Craig Robertson

Personal information
- Nationality: British (Scottish)
- Born: 9 January 1970

Sport
- Sport: Badminton
- Club: Fauldhouse

Medal record
Representing Scotland
Commonwealth Games
| Bronze medal – third place | 2002 Manchester | Mixed team |
Scottish Nationals
| Gold medal – first place | 1996, 2000, 01, 04–06 | doubles |
| Gold medal – first place | 2002, 04 | mixed |
Scottish Open
| Gold medal – first place | 2000 | doubles |

= Craig Robertson (badminton) =

Scottish international badminton player

Craig Robertson (born 9 January 1970) is a former international badminton player from Scotland who competed at the Commonwealth Games.

== Biography ==
Robertson born in 1970, was based in Fauldhouse, West Lothian and represented Scotland at international level.

In 1996, he partnered up with Alastair Gatt and formed a successful doubles team, winning their first Scottish National Badminton Championships in 1996. The following year in 1997 he moved to Denmark for one year, in order to play badminton in Lillerød.

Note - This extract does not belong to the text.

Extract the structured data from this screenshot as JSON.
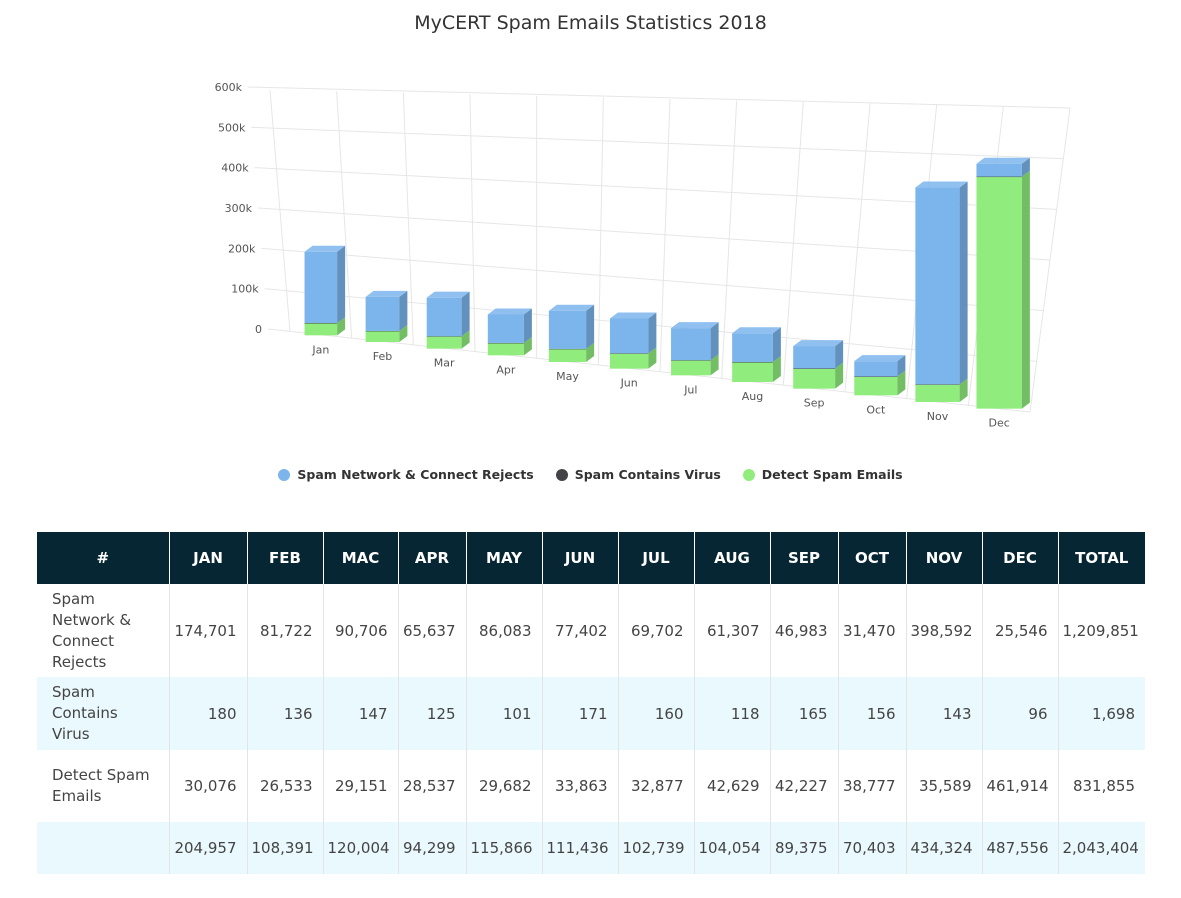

Robertson represented the Scottish team at the 1998 Commonwealth Games in Kuala Lumpur, Malaysia, where he competed in the badminton events.

He was twice more doubles championships at the Scottish National Badminton Championships with Gatt in 2000 and 2001, before once again partnering Gatt at the 2002 Commonwealth Games. He also won a mixed team bronze medal at the Games.

Robertson won three more national doubles titles with David Gilmour from 2004 to 2006.